By this time, some of the wonderful things that had made Sears great were gone: the cafeteria, the driving school and the candy store where dad would pick up some bridge mix for us kids when he was feeling particularly generous.

About a year after my father died, Sears slowly began converting the commissioned salespeople to hourly employees. When I would return to the store at the Great Lakes Mall in the years to come, I would notice less and less suit and tie salespeople and more kids trying to sell merchandise whose features they couldn’t sell and, in many cases, didn’t understand.

By the early 90s, all that was left of the commissioned salespeople were in major appliances. Custom drapery was gone and carpeting would follow by the mid-90s. By the end of the century, Sears looked like a somewhat neater Wal-Mart with customer service to match.

Don’t think for a second that just because dad had issues with management and had a hard time handling rude customers that he didn’t believe in Sears. 

Everything, but especially tools.
Everything in our house was from Sears. Dad always said that he was proud his company stood by its products with that ironclad ‘satisfaction guaranteed, or your money back’ promise. 

I am convinced that if he had lived long enough, in fact, not that much longer, Sears would have broken his heart. Then they would have let him go. 

“You can't eat the orange and throw the peel away - a man is not a piece of fruit.”

He would have been in his mid-50s with nowhere really to go. If he got lucky, our neighbor might have been able to get him a job selling hardware to independent retailers – but that job died in the mid-90s thanks to the mom and pop hardware stores being crushed by the big boxes and Wal-Mart.

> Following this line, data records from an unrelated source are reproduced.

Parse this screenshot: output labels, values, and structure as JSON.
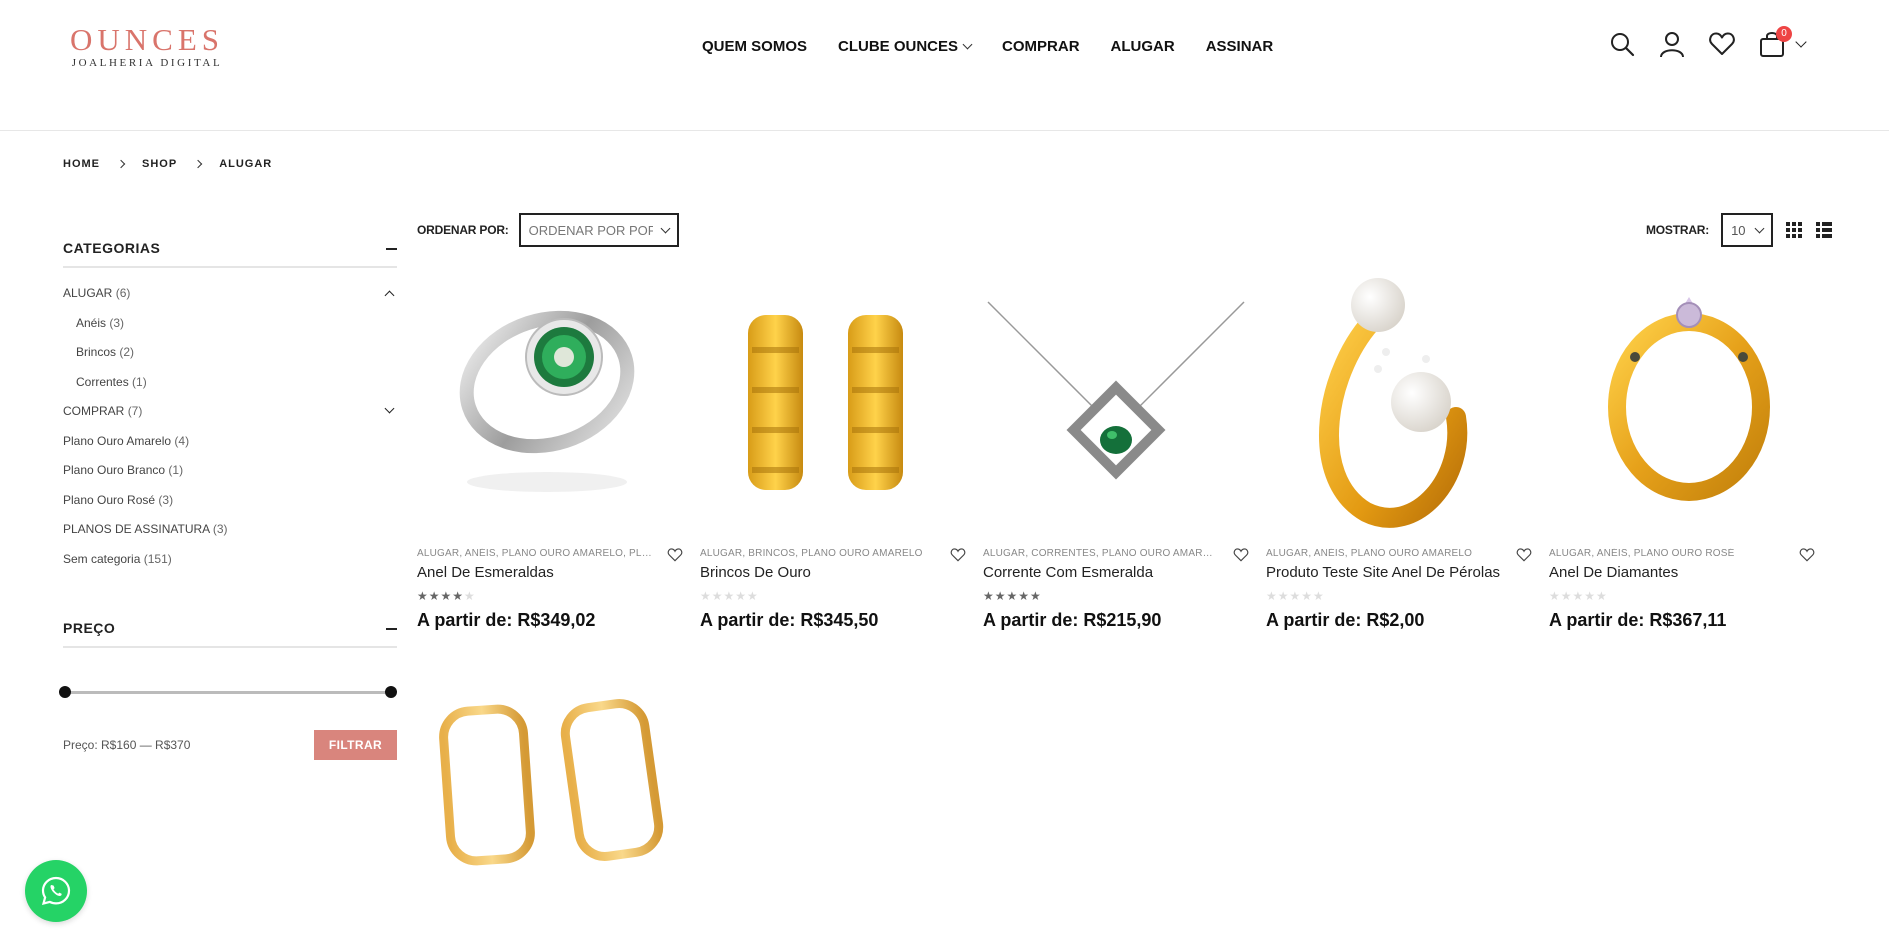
{
  "brand": {
    "name": "OUNCES",
    "tagline": "JOALHERIA DIGITAL",
    "color": "#d9746b"
  },
  "nav": [
    {
      "label": "QUEM SOMOS",
      "has_dropdown": false
    },
    {
      "label": "CLUBE OUNCES",
      "has_dropdown": true
    },
    {
      "label": "COMPRAR",
      "has_dropdown": false
    },
    {
      "label": "ALUGAR",
      "has_dropdown": false
    },
    {
      "label": "ASSINAR",
      "has_dropdown": false
    }
  ],
  "header_icons": [
    "search-icon",
    "user-icon",
    "heart-icon",
    "cart-icon"
  ],
  "cart": {
    "count": "0"
  },
  "breadcrumb": [
    "HOME",
    "SHOP",
    "ALUGAR"
  ],
  "sidebar": {
    "categories_title": "CATEGORIAS",
    "categories": [
      {
        "label": "ALUGAR",
        "count": "(6)",
        "level": 0,
        "toggle": "up"
      },
      {
        "label": "Anéis",
        "count": "(3)",
        "level": 1
      },
      {
        "label": "Brincos",
        "count": "(2)",
        "level": 1
      },
      {
        "label": "Correntes",
        "count": "(1)",
        "level": 1
      },
      {
        "label": "COMPRAR",
        "count": "(7)",
        "level": 0,
        "toggle": "down"
      },
      {
        "label": "Plano Ouro Amarelo",
        "count": "(4)",
        "level": 0
      },
      {
        "label": "Plano Ouro Branco",
        "count": "(1)",
        "level": 0
      },
      {
        "label": "Plano Ouro Rosé",
        "count": "(3)",
        "level": 0
      },
      {
        "label": "PLANOS DE ASSINATURA",
        "count": "(3)",
        "level": 0
      },
      {
        "label": "Sem categoria",
        "count": "(151)",
        "level": 0
      }
    ],
    "price_title": "PREÇO",
    "price_label": "Preço: R$160 — R$370",
    "price_range": {
      "min": 160,
      "max": 370,
      "selected_min": 160,
      "selected_max": 370
    },
    "filter_button": "FILTRAR",
    "filter_color": "#d9857d"
  },
  "toolbar": {
    "sort_label": "ORDENAR POR:",
    "sort_value": "ORDENAR POR POPULARIDADE",
    "show_label": "MOSTRAR:",
    "show_value": "10",
    "view_icons": [
      "grid-view-icon",
      "list-view-icon"
    ]
  },
  "products": [
    {
      "name": "Anel De Esmeraldas",
      "categories": "ALUGAR, ANÉIS, PLANO OURO AMARELO, PLANO OURO BRANCO",
      "rating": 4,
      "price": "A partir de: R$349,02",
      "image": "ring-emerald"
    },
    {
      "name": "Brincos De Ouro",
      "categories": "ALUGAR, BRINCOS, PLANO OURO AMARELO",
      "rating": 0,
      "price": "A partir de: R$345,50",
      "image": "earrings-chain"
    },
    {
      "name": "Corrente Com Esmeralda",
      "categories": "ALUGAR, CORRENTES, PLANO OURO AMARELO",
      "rating": 5,
      "price": "A partir de: R$215,90",
      "image": "necklace-emerald"
    },
    {
      "name": "Produto Teste Site Anel De Pérolas",
      "categories": "ALUGAR, ANÉIS, PLANO OURO AMARELO",
      "rating": 0,
      "price": "A partir de: R$2,00",
      "image": "ring-pearls"
    },
    {
      "name": "Anel De Diamantes",
      "categories": "ALUGAR, ANÉIS, PLANO OURO ROSÉ",
      "rating": 0,
      "price": "A partir de: R$367,11",
      "image": "ring-diamond"
    },
    {
      "name": "",
      "categories": "",
      "rating": null,
      "price": "",
      "image": "earrings-hoops"
    }
  ],
  "whatsapp": {
    "icon": "whatsapp-icon",
    "color": "#25d366"
  }
}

He might have sold cars. That’s about the only thing I could think of as a reasonable alternative. But the way cars were sold back then (and still today in some dealerships) would have also crushed his soul. Dad believed in integrity and that a handshake was as good as your word, which was a trusted bond.

And by that time, as it is now, companies didn’t want used-up sales retreads in later middle-age. They wanted fresh-faced young go-getters who were hungry and would work for peanuts.

My mom missed him terribly. I can remember, even moths after the funeral, her wailing in the dining room. I stayed in my bedroom listening and having my heart torn apart. There is no worse crying than that which comes from grief. 

Mom never remarried. She had one love of her life and he was gone forever. So she buried herself in her Catholic faith (with particular emphasis to charismatic practice) and changed so much that after a decade, I barely knew her anymore. 

It would have been far worse for both of them had dad lived. They had just gotten their heads pretty well above water when dad’s illness hit. His despair, I believe, would have brought the bad times back with a vengeance. My sister and I would not have gone to college for sure. The marriage may not have survived.

God only knows how he would have reacted to my two divorces, mental illness (which he didn’t or didn’t want to, understand), my sister’s issues, etc.

In the end, dad left mom with a small Sears pension and some minor investments which all added up to just enough to create a portfolio that grew steadily and allowed mom slowly begin to live off the dividend checks. By the time she retired from teaching, her pension plus the stock portfolio ensured she would keep the house and live out her last years in dignity. 

"After all the highways, and the trains, and the appointments, and the years, you end up worth more dead than alive."

He never realized it, but it was truly his time to go; for mom, us kids, but most importantly, for himself.

“Nobody dast blame this man. You don’t understand: Willy was a salesman. And for a salesman, there’s no rock bottom to the life. He don’t put a bolt to a nut, he don’t tell you the law or give you medicine. He’s a man way out there in the blue riding on a smile and a shoeshine. And when they start not smiling back—that’s an earthquake. And then you get yourself a couple spots on your hat and you’re finished. Nobody dast blame this man. A salesman is got to dream boy, it comes with the territory.”